KILASBABEL.COM – Makanan tradisional “Lakso Habang” dari Kabupaten Bangka Selatan, Provinsi Kepulauan Bangka Belitung ditetapkan sebagai Warisan Budaya Tak Benda (WBTB).
“Makanan tradisional khas daerah Lakso Habang sudah masuk dalam WBTB yang ditetapkan oleh Kemendikbud Ristek,” kata Kepala Dinas Pendidikan dan Kebudayaan Bangka Selatan Elfan Rulyadi sebagaimana dilansir dari Antara, Sabtu (2/9).
Ia menjelaskan, Lakso Habang merupakan satu dari beberapa makanan tradisional khas Bangka Selatan yang sudah diajukan melalui pencatatan Warisan Budaya Tak Benda tahun 2021.
“Lakso Habang ini sudah kita ajukan sejak 2021 dan baru tahun ini ditetapkan sebagai WBTB,” ujarnya.
Lakso Habang merupakan salah satu makanan khas Melayu Bangka yang sudah ada sejak 120 tahun silam.
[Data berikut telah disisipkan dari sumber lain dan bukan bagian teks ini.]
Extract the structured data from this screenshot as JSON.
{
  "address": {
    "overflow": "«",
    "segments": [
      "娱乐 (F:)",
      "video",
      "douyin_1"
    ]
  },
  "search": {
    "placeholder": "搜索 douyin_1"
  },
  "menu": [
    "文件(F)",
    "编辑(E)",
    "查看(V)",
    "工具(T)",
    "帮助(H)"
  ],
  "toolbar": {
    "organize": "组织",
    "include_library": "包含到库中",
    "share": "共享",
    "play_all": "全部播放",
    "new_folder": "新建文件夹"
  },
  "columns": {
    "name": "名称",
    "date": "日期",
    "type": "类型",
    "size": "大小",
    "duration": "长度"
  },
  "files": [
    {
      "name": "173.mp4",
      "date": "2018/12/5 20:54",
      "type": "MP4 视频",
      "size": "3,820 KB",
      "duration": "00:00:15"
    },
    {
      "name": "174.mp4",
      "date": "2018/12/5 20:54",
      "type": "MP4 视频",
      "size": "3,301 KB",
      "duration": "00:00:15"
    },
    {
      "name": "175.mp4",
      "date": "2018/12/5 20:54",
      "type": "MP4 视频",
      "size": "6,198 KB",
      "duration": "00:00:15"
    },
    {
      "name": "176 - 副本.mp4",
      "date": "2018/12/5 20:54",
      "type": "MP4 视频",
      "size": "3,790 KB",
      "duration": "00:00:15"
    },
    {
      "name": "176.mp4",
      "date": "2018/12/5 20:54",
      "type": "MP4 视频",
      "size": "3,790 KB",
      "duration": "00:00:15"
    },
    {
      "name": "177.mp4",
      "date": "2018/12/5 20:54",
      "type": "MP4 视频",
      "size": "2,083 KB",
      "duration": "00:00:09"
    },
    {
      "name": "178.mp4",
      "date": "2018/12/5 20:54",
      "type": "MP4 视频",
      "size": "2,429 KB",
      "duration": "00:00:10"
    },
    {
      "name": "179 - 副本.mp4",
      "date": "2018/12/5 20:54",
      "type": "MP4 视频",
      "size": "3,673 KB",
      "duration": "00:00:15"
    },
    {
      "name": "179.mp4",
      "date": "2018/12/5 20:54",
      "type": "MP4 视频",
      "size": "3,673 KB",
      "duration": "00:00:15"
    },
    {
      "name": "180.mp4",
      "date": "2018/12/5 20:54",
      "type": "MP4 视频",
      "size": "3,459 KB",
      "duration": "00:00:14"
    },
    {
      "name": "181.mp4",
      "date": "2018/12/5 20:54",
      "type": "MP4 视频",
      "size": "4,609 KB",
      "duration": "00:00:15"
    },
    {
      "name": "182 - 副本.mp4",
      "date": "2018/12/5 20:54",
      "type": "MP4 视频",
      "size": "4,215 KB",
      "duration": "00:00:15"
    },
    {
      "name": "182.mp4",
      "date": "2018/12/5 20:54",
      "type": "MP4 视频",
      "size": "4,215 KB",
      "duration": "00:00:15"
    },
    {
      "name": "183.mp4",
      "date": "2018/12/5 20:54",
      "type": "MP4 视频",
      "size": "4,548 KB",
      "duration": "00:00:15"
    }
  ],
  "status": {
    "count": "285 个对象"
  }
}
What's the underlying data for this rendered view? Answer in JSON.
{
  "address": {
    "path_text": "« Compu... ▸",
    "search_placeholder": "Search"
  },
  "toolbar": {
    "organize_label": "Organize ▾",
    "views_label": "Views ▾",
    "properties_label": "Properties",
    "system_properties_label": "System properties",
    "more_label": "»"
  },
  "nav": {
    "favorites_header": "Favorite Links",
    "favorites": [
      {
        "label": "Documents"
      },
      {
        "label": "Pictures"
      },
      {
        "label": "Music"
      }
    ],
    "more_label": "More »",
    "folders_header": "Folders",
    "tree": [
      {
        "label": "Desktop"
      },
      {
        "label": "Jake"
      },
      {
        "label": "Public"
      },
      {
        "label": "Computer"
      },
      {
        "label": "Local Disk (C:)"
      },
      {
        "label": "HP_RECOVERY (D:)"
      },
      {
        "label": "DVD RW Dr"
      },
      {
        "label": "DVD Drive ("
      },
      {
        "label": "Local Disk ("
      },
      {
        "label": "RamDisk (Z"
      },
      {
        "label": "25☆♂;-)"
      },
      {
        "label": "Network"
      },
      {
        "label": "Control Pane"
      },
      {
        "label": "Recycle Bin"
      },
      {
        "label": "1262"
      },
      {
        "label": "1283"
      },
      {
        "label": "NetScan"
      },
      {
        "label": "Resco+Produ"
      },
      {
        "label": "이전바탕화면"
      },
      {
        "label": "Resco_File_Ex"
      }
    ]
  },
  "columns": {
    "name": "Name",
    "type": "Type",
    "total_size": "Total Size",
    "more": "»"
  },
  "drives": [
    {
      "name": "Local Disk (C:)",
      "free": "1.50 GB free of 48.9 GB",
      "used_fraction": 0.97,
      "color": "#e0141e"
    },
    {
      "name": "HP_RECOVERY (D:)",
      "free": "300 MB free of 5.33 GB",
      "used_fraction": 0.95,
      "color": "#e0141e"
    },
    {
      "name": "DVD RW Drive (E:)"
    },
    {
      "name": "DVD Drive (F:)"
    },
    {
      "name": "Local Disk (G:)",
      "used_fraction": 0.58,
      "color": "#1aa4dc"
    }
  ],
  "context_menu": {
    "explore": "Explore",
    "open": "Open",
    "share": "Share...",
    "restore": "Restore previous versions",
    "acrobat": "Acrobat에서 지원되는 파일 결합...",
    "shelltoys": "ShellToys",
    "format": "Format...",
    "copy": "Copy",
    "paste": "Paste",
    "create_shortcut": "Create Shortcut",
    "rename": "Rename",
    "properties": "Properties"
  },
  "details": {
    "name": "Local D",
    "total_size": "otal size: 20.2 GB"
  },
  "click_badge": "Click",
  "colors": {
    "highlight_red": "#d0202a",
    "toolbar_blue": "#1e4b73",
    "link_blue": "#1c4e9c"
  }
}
Lakso biasa dinikmati sebagai kuliner khas Kota Toboali dengan kuah santan yang menggunakan bumbu-bumbu rempah yang khas, dicampur dengan ikan dan ditaburi dengan bawang goreng.
Elfan mengatakan, Lakso Habang beberapa kali mengalami penangguhan dan perbaikan karena memerlukan kajian lebih mendalam terhadap narasi sejarah, nilai, makna dan pelestariannya.
“Selain Lakso Habang, kita juga mengajukan beberapa karya budaya lainnya di antaranya Beraben Gasing, Gangan Kuneng, Belacan Habang, Mie Habang dan Bungkol untuk ditetapkan sebagai WBTB,” ujarnya.
Namun, kata dia, karya budaya tersebut harus ditangguhkan penetapannya sebagai WBTB karena proses yang sangat ketat dan detail terhadap informasi data dan kualitas video.
“Dengan ditetapkannya Lakso Habang sebagai WBTB, maka hingga saat ini kita sudah memiliki enam karya budaya yang terdaftar sebagai WBTB di Kemendikbud Ristek,” ujarnya.
Kepala Bidang Pembinaan Kebudayaan Dindikbud Bangka Selatan Andrie Taufiqullah mengatakan, bahwa Lakso Habang sudah menjadi hak paten daerah dan sudah ditetapkan sebagai WBTB.
“Kami berharap makanan tradisional ini bisa terus dilestarikan di masyarakat agar bisa menumbuhkembangkan rasa cinta terhadap daerah,” katanya.
Ia mengatakan, Lakso Habang terus dijaga kelestariannya setelah ditetapkan sebagai WBTB.
“Harus dilakukan paya pelindungan, pengembangan, pemanfaatan hingga pembinaan agar pelestarian budaya dapat berjalan lancar dan tersistematis,” ujarnya.